The fundamental basis for proper determination of plant fertiliser needs is knowledge of soil abundance and its spatial variability at the field level. Hence, it is so essential in precision agriculture to determine the crop’s fertiliser needs very accurately. Conventional soil sampling generates a composite sample of up to 4 ha, which is inadequate for precision farming as the soil nutrient content fluctuates over small areas. Therefore, a very high sampling density is required, which in turn contributes to higher analysis costs at the Agricultural Chemical Stations.

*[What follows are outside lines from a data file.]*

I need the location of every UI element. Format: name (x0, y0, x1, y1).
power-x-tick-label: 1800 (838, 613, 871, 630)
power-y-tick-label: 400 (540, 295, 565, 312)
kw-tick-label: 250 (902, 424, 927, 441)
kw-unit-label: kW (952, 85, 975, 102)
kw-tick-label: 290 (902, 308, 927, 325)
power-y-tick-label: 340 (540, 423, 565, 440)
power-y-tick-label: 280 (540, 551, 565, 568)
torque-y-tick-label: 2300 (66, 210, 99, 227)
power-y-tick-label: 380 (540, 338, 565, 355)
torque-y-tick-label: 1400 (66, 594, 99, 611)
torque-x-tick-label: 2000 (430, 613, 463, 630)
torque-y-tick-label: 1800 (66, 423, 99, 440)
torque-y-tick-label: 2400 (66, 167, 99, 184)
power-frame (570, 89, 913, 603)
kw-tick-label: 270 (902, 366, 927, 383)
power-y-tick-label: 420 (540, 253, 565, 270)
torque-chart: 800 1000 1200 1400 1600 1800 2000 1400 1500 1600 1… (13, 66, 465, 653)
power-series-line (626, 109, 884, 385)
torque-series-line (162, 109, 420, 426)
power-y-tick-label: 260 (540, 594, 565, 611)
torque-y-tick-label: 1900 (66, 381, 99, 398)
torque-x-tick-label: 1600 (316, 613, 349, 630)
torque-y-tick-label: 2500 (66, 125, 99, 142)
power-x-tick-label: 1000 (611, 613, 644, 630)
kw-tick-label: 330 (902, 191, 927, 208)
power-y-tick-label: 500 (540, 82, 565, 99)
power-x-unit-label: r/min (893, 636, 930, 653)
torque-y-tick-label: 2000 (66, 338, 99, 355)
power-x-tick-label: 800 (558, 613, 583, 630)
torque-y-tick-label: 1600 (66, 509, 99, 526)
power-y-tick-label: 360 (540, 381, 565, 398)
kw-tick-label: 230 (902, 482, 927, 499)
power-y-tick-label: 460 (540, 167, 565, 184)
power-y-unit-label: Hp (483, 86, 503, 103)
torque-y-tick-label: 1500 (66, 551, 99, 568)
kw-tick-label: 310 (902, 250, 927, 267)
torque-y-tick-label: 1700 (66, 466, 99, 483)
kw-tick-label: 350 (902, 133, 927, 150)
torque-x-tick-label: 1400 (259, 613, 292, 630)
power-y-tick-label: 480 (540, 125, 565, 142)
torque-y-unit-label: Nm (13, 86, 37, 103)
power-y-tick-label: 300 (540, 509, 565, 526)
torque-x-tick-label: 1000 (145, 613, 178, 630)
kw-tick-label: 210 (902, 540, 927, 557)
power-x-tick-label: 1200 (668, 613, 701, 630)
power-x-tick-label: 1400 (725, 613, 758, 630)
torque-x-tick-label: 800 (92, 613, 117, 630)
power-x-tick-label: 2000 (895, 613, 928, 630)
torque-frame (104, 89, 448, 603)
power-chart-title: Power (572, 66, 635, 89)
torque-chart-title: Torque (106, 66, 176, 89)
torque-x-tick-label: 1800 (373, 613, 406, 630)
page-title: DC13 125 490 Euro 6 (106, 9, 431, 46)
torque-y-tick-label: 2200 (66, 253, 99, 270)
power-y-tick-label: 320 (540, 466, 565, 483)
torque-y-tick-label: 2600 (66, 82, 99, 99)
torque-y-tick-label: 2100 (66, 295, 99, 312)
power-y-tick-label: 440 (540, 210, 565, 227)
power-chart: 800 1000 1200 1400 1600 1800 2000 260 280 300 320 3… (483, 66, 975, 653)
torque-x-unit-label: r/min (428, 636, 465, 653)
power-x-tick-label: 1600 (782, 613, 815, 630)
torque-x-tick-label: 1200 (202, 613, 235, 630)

Due to the time-consuming and high cost of classical soil sampling and laboratory analysis, various techniques for the indirect spatial evaluation of soil properties are increasingly adopted. For above purpose different types of mobile sensors (on-the-go) are used, recording various soil parameters with very high resolution. The most commonly used sensors to determine the soil spatial variability for precision agriculture, using the electromagnetic method, is the electromagnetic conductivity meter EM 38MK2 Geonics Ltd (Canada) (photo 1), , integrated with a GPS device. The practical objective of measuring with the EM38 sensor is to prepare operational maps to optimise agrotechnology.
Mobile spectrophotometers (photo 2) operating in the visible and near-infrared (VIS/NIR) range of light are another increasingly widely used equipment to determine soil variability for soil abundance mapping. Properties identified with a spectrophotometer include nitrogen, potassium, phosphorus, magnesium, calcium, humus, sand and clay content, pH, and more.